Voilà, et j'ai fait une école d'ingé son, suis devenu ingé son en continuant à jouer énormément de guitare

C'est ton métier aujourd'hui ?

Oui ingénieur du son et producteur de disque. J'ai eu la chance de travailler avec un certain nombre de gens, de produire le premier album de Deportivo, le dernier album des Wampas, j'ai mixé des albums.

La musique c'est donc ta vie, à quel moment tu rentres dans le projet CYLEW ?

Fin 2005, il y a déjà 12 ans, via Myspace, je suis tombé sur une certaine Cylew qui avait sa page et des compos. J'ai trouvé ça assez bien foutu, une bonne voix, un bon accent, je ne la connaissais pas du tout humainement mais nous avons commencé à engager la discussion et j'apprends qu'elle fait ses démos toute seule, qu'elle a un petit groupe qui l'accompagne de temps en temps, qu'elle a grandi à Los Angeles. Nous avons commencé à collaborer sans trop y croire et puis elle se met à chercher un bassiste, je n'avais pas de groupe, mon travail me prenant beaucoup de temps, je lui ai dit que je pouvais essayer pour dépanner. Bizarrement, cette même année j'avais fait un album avec le groupe de Chris, deux ans plus tard quand notre batteur nous a quitté et je lui ai demandé de nous rejoindre. Chris a un gros passé en tant que lead singer au sein du groupe Magic, fin des années 90.
C'était pourtant toujours Lady Cylew en tant que projet solo. Nous avons fait le deuxième album Black Lace Prophecy essentiellement elle et moi, à l'aide de petites machines mais avec une dominante assez rock, Chris a participé mais de loin pour des raisons d'emploi du temps. Au fur et à mesure des concerts, nous nous sommes rapprochés tous les trois, soudés et nous sommes devenus un groupe. En décembre 2013, entre Noël et le jour de l'an, nous sommes rentrés en studio pour voir comment nous pouvions interagir ensemble sur des jams enregistrées, des titres sur lesquels nous avons travaillé pendant trois ans.

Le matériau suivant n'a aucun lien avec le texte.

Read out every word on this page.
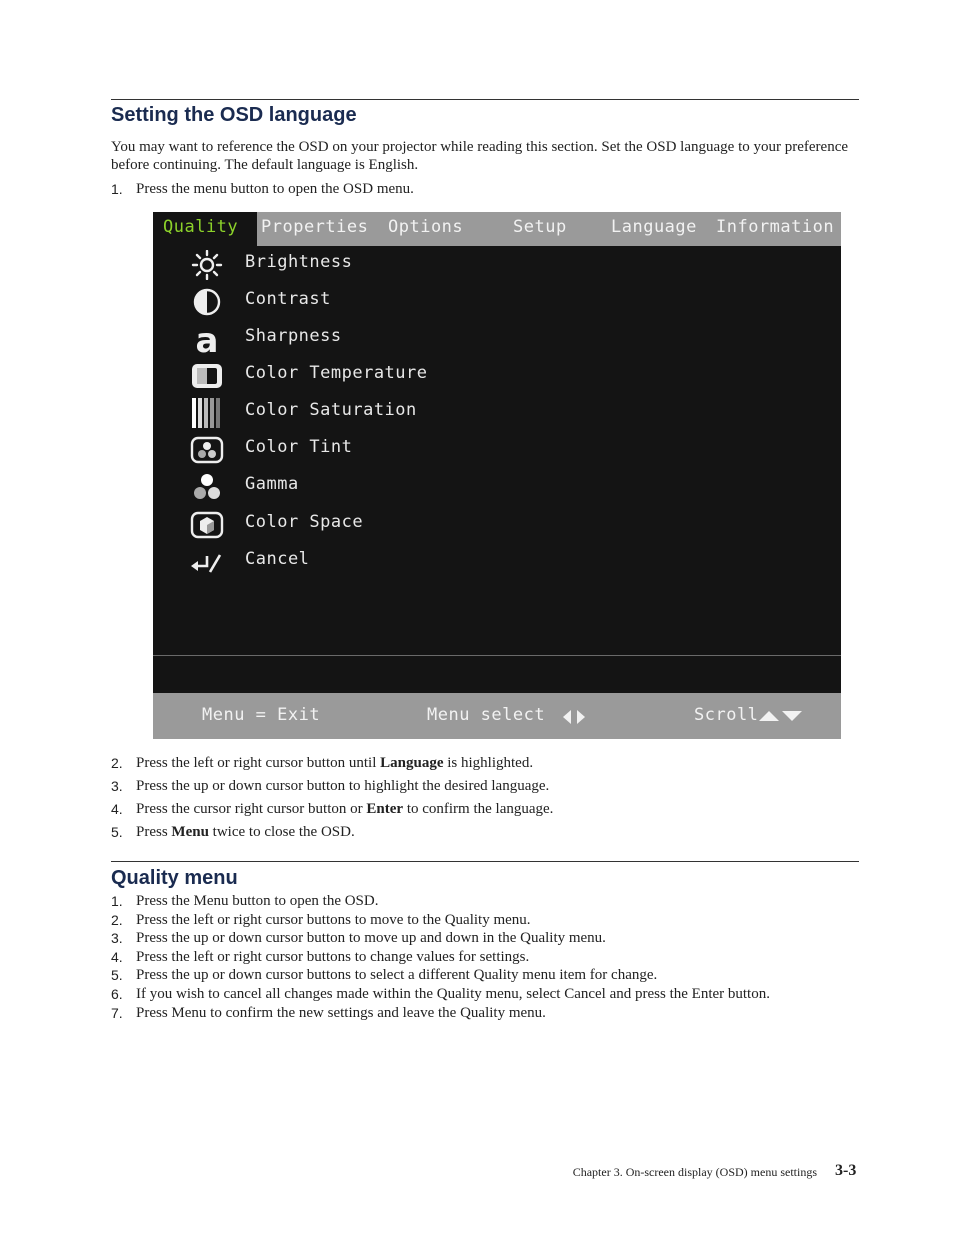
Setting the OSD language

You may want to reference the OSD on your projector while reading this section. Set the OSD language to your preference before continuing. The default language is English.

1. Press the menu button to open the OSD menu.
Quality	Properties Options	Setup	Language Information
Brightness
Contrast
a Sharpness
Color Temperature
Color Saturation
Color Tint
Gamma
Color Space
Cancel
Menu = Exit	Menu select	Scroll
2. Press the left or right cursor button until Language is highlighted.
3. Press the up or down cursor button to highlight the desired language.
4. Press the cursor right cursor button or Enter to confirm the language.
5. Press Menu twice to close the OSD.
Quality menu
1. Press the Menu button to open the OSD.
2. Press the left or right cursor buttons to move to the Quality menu.
3. Press the up or down cursor button to move up and down in the Quality menu.
4. Press the left or right cursor buttons to change values for settings.
5. Press the up or down cursor buttons to select a different Quality menu item for change.
6. If you wish to cancel all changes made within the Quality menu, select Cancel and press the Enter button.
7. Press Menu to confirm the new settings and leave the Quality menu.
Chapter 3. On-screen display (OSD) menu settings 3-3
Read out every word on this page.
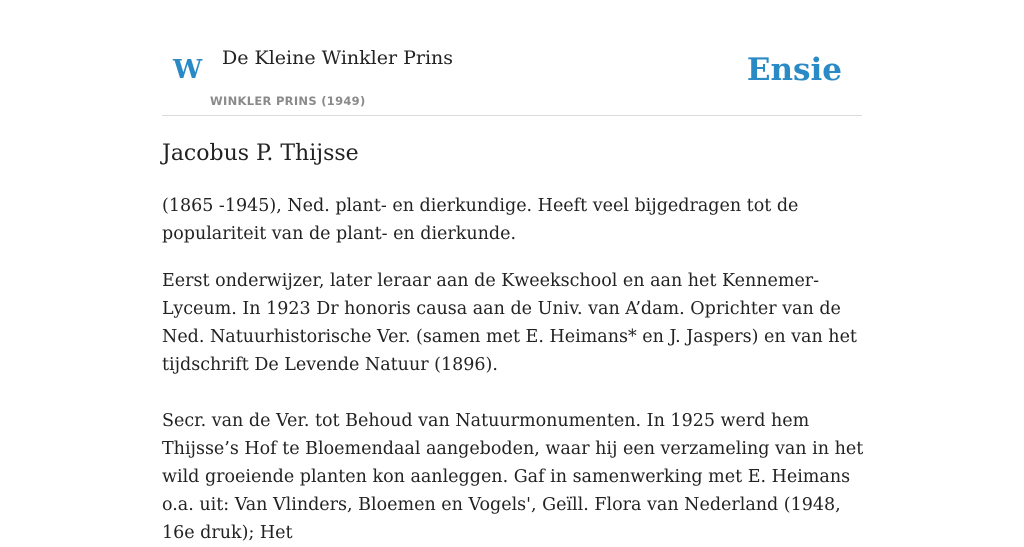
W De Kleine Winkler Prins
WINKLER PRINS (1949)
Ensie
Jacobus P. Thijsse

(1865 -1945), Ned. plant- en dierkundige. Heeft veel bijgedragen tot de popularitei​t van de plant- en dierkunde.

Eerst onderwijzer, later leraar aan de Kweekschool en aan het Kennemer-Lyceum. In 1923 Dr honoris causa aan de Univ. van A’dam. Oprichter van de Ned. Natuurhistorische Ver. (samen met E. Heimans* en J. Jaspers) en van het tijdschrift De Levende Natuur (1896).

Secr. van de Ver. tot Behoud van Natuurmonumenten. In 1925 werd hem Thijsse’s Hof te Bloemendaal aangeboden, waar hij een verzameling van in het wild groeiende planten kon aanleggen. Gaf in samenwerking met E. Heimans o.a. uit: Van Vlinders, Bloemen en Vogels', Geïll. Flora van Nederland (1948, 16e druk); Het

Il s'est passé beaucoup de temps entres les deux albums

Oui, c'est trois ans en cumulé, il fallait faire en sorte que les plannings coïncident, ça s'est fait par sessions d'une semaine à deux semaines tous les deux ou trois mois. Ca donne un travail de production sur l'album de six mois, ce qui est conséquent par rapport à un éventuel budget que pourrait allouer une maison de disques

Tu t'es donc chargé de la prod

Oui, de l'enregistrement au mixage jusqu'au mastering

C'est simple pour toi d'avoir la casquette de compositeur et de producteur ? Sais-tu exactement où tu veux aller ?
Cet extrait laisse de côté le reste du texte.